Key Takeaways
- Binance’s Richard Teng said tokenization is moving toward a major market inflection point.
- Clearer rules could help institutions connect blockchain systems with regulated capital markets.
- Settlement, custody, and transfer systems may shape tokenized finance’s next phase.
Tokenization Outlook Centers on Regulation and Access
Binance CEO Richard Teng shared on X on May 21 that tokenization is approaching a “major turning point.” Teng cited clearer regulations, more institutional access, growing real-world adoption, and Depository Trust & Clearing Corporation (DTCC) and Nasdaq integration pathways. He said the next 12 to 18 months could define tokenized finance.
“Tokenization is getting closer to a major turning point,” Teng wrote. Regulatory frameworks are moving toward operational rules for tokenized finance in 2026. In the U.S., the CLARITY Act cleared the Senate Banking Committee on May 14 as a central digital-asset market structure proposal. The bill aims to clarify which digital assets fall under Securities and Exchange Commission (SEC) oversight and which fall under Commodity Futures Trading Commission (CFTC) oversight. Tokenized stocks, bonds, and funds remain securities when they represent securities on blockchain infrastructure.
Institutional access is expanding as banks, custodians, ETF issuers, and exchanges connect tokenization with capital-market systems. Blackrock’s BUIDL tokenized Treasury fund, Franklin Templeton’s blockchain-based fund administration, and JPMorgan’s Kinexys platform show that shift. Goldman Sachs and BNY Mellon are building tokenized money-market infrastructure. Securitize’s partnership with Computershare links tokenized securities with traditional transfer-agent systems. Spot bitcoin and ethereum exchange-traded funds (ETFs) also broadened institutional access through brokerage, retirement, and portfolio platforms.
Real-World Adoption Moves Into Market Infrastructure
Real-world adoption in 2026 is centered on tokenized money, collateral, Treasurys, and settlement infrastructure. Bank of Montreal introduced plans on March 24 for tokenized cash capabilities using CME Group’s permissioned network on Google Cloud Universal Ledger. JPMorgan is expanding tokenized collateral transfers and tokenized repo operations. Citi is developing tokenized deposit systems. HSBC has expanded tokenized gold and tokenized deposit pilots in Hong Kong.
DTCC and Nasdaq pathways connect tokenization with core financial-market infrastructure. Nasdaq recently received SEC approval for a rule change permitting securities to trade in tokenized form under defined conditions. DTCC is developing DTC Tokenization Service infrastructure for real-world assets in a controlled and regulated environment. Intercontinental Exchange is working with Citigroup, BNY Mellon, and other institutions on tokenized deposit systems tied to clearinghouses.
Teng stated:
“The next 12–18 months could be defining.”
The four points in Teng’s post outline a tokenization market moving through regulation, institutional infrastructure, real-world use, and settlement integration.

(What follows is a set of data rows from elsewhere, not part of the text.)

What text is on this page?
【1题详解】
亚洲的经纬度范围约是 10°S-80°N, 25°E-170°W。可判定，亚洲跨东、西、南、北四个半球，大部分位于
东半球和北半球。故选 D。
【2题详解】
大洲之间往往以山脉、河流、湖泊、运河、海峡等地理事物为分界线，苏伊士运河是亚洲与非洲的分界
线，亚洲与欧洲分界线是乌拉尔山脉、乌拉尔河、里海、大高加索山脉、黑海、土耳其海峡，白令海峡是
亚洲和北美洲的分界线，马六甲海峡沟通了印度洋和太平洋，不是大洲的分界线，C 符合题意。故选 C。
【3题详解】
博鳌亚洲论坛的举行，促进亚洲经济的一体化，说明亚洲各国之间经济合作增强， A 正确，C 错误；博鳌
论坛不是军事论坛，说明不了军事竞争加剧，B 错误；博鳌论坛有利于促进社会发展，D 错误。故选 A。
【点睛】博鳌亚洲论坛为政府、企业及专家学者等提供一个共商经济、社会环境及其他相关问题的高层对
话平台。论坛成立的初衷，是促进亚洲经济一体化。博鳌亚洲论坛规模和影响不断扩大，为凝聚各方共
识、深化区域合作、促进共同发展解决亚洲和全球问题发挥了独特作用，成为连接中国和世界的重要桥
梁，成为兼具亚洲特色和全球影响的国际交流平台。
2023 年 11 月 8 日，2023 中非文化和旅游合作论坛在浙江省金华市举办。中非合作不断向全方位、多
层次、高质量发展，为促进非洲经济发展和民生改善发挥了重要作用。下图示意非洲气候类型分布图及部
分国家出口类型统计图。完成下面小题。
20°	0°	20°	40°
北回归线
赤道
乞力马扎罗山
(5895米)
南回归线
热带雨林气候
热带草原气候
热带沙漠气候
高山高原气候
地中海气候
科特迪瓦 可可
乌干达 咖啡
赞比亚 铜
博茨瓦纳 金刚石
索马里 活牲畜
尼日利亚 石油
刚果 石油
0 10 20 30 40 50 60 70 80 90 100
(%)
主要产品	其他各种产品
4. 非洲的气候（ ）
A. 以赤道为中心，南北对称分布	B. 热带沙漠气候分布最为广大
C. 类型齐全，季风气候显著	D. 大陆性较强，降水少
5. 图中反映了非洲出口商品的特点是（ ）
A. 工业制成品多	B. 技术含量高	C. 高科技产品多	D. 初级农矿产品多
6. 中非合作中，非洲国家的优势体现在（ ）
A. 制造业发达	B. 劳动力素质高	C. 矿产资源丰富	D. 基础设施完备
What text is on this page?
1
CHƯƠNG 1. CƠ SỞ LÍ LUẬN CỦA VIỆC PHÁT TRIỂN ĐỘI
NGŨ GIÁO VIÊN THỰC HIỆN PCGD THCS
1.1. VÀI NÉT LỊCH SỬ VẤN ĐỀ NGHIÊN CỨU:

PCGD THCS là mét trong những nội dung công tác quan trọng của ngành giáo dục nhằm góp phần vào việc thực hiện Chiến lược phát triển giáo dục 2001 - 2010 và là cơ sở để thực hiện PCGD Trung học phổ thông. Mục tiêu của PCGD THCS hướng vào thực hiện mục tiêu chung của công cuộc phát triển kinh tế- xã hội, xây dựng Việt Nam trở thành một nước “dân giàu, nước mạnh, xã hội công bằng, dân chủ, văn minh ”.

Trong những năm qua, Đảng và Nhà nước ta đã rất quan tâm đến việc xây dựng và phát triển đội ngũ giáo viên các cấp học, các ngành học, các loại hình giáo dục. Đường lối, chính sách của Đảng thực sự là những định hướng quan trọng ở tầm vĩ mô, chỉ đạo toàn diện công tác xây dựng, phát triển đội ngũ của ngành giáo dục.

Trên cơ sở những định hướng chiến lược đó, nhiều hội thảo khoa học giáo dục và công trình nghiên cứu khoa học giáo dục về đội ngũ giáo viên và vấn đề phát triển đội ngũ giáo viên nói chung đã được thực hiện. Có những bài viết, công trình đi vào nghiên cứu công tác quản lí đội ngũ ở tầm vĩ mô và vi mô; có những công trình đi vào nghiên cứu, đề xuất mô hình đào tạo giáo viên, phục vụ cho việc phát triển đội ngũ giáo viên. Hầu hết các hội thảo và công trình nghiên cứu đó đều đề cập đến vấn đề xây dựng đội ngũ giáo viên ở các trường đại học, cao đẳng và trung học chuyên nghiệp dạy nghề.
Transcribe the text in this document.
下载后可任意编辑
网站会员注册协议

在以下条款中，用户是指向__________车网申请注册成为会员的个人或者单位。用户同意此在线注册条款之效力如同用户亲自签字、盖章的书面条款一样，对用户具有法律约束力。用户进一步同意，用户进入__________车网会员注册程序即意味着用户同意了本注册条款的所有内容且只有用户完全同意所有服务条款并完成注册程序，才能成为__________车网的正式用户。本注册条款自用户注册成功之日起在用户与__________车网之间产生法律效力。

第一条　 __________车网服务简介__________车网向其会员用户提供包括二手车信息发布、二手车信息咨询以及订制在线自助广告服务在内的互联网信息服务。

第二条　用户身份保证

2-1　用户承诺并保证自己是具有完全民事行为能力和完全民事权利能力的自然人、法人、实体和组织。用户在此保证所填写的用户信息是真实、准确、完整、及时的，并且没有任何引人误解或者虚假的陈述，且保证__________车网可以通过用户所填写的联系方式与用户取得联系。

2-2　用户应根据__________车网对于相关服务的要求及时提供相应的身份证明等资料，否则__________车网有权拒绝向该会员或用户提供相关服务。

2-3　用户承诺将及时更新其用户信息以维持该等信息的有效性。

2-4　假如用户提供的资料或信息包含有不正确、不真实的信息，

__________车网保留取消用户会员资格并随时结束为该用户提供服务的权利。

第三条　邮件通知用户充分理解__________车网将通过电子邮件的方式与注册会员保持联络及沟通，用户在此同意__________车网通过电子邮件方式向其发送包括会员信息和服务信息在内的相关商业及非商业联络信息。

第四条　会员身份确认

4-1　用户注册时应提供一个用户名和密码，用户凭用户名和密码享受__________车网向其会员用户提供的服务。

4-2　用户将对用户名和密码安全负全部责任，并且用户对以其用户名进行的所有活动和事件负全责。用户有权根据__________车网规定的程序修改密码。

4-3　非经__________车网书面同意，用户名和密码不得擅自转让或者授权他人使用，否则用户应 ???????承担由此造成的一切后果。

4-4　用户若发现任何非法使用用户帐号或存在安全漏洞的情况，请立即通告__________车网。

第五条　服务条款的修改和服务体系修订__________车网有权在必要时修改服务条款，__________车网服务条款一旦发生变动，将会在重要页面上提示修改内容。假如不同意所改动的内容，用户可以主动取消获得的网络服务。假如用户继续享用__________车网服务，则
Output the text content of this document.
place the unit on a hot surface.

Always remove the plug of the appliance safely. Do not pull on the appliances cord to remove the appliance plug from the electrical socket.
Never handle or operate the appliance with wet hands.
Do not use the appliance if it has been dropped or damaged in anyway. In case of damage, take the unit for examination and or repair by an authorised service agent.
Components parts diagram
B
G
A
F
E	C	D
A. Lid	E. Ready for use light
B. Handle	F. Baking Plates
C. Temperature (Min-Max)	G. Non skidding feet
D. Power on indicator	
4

The near-term model points toward permissioned blockchain settlement connected to regulated banking, exchange, custody, clearing, and transfer systems. That structure places tokenized assets beside existing securities infrastructure across global capital markets. It also frames tokenization as operational market infrastructure, with banks and exchanges using blockchain rails for collateral mobility, settlement speed, transparency, and compliance controls.